1. Firm heel counter: A firm heel counter provides additional stability for the foot and ankle and prevents the foot from sliding off the sole. To test for the strength of the heel counter grab a hold of the back of the shoe just above the heel counter and attempt to squeeze the opposing sides together. If there's little give the heel counter is solid. However, if you can push the two sides together the footwear provides little support and may cause you to more readily twist your ankle due to lack of support.
2. Shank: A steel, plastic or carbon shank provides additional midfoot support, especially for the foot arches. It prevents the arch from overflexing when the foot moves through the middle of the sole. To check for the proper level of support in this area squeeze the shoe from the front and the back with the palm of your hand. If the sole flexes at the ball of the foot the midfoot support is strong and the shoe has a good shank. If the sole flexes in the middle the shoe lacks support across this area and may cause additional foot fatigue.
3. Toe spacing: Many a toe will become crooked when not provided with the proper amount of space. Wiggle room for toes is extremely important in footwear to prevent corns, blisters or callousing between toes.

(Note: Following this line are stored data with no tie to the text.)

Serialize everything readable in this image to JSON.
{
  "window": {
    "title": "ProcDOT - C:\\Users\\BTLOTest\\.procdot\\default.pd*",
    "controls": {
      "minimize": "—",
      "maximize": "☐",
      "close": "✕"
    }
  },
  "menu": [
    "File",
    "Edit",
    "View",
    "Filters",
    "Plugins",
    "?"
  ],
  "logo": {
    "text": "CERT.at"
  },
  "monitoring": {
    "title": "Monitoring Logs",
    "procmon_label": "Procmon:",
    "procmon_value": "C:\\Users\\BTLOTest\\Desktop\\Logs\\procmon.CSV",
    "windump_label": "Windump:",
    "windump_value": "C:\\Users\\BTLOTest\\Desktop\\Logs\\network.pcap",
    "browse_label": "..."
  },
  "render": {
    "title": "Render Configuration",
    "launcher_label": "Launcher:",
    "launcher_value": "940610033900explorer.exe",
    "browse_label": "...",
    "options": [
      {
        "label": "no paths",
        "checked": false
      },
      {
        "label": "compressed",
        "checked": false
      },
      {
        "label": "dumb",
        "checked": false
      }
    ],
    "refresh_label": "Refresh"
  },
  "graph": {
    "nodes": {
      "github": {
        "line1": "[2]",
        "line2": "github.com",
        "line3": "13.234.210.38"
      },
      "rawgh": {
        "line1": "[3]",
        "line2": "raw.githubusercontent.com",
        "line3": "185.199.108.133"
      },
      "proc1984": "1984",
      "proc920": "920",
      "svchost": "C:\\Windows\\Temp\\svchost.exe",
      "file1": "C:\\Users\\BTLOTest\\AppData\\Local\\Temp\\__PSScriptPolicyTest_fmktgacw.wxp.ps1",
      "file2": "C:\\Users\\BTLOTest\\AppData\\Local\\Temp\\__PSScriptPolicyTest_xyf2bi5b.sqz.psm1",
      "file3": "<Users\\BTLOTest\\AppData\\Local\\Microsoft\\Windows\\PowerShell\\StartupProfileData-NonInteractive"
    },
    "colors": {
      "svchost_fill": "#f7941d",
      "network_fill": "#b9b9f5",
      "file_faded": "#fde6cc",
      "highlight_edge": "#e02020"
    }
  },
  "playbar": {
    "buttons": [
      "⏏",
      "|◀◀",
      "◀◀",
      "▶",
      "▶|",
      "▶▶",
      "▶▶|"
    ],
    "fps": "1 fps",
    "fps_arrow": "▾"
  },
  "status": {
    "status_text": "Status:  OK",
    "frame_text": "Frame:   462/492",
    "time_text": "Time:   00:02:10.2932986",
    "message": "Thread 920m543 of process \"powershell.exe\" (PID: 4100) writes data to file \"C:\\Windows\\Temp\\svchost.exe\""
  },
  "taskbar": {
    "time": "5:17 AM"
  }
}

To check for proper length and width in a shoe do the finger and pinch test. As for length there should be approximately one index finger worth of space between the longest toe and the end of the shoe. Width is checked with your index finger and thumb. Line the thumb up with your big toe joint and the index finger with your baby toe. Bring the two fingers together at the top of the shoe while gently pushing on the material. If you end up being able to pinch the material between your fingers the shoe is to wide. If there's just a little give in the material you have an excellent fit.
4. Tread: Are you hitting the trails or the road? When choosing the tread of your sole it's important to consider the surfaces you will be walking on most frequently. Trail shoes have softer rubber outsoles with deeper grooves to help them better hold onto rocks, gravel and roots. On the contrary, regular athletic shoes have smaller grooves with a firmer rubber outsole to prevent it from wearing through prematurely.
5. Shock Absorption: The level of shock absorption required in a shoe is also dependent on the surfaces frequented most often. Athletic shoes tend to have thick, padded soles to provide additional padding under the heel and the ball of the foot. This also helps to reduce stress on ankles, knees and hips. However, trail shoes tend to have thinner soles, as this provides additional stability on uneven surfaces and prevents potential ankle sprains.
Finally, when trying shoes the footwear should feel comfortable in the store. There is no such thing as a break-in period. However, experienced fitters can make small adjustments to your footwear to improve the fit of the product while in store.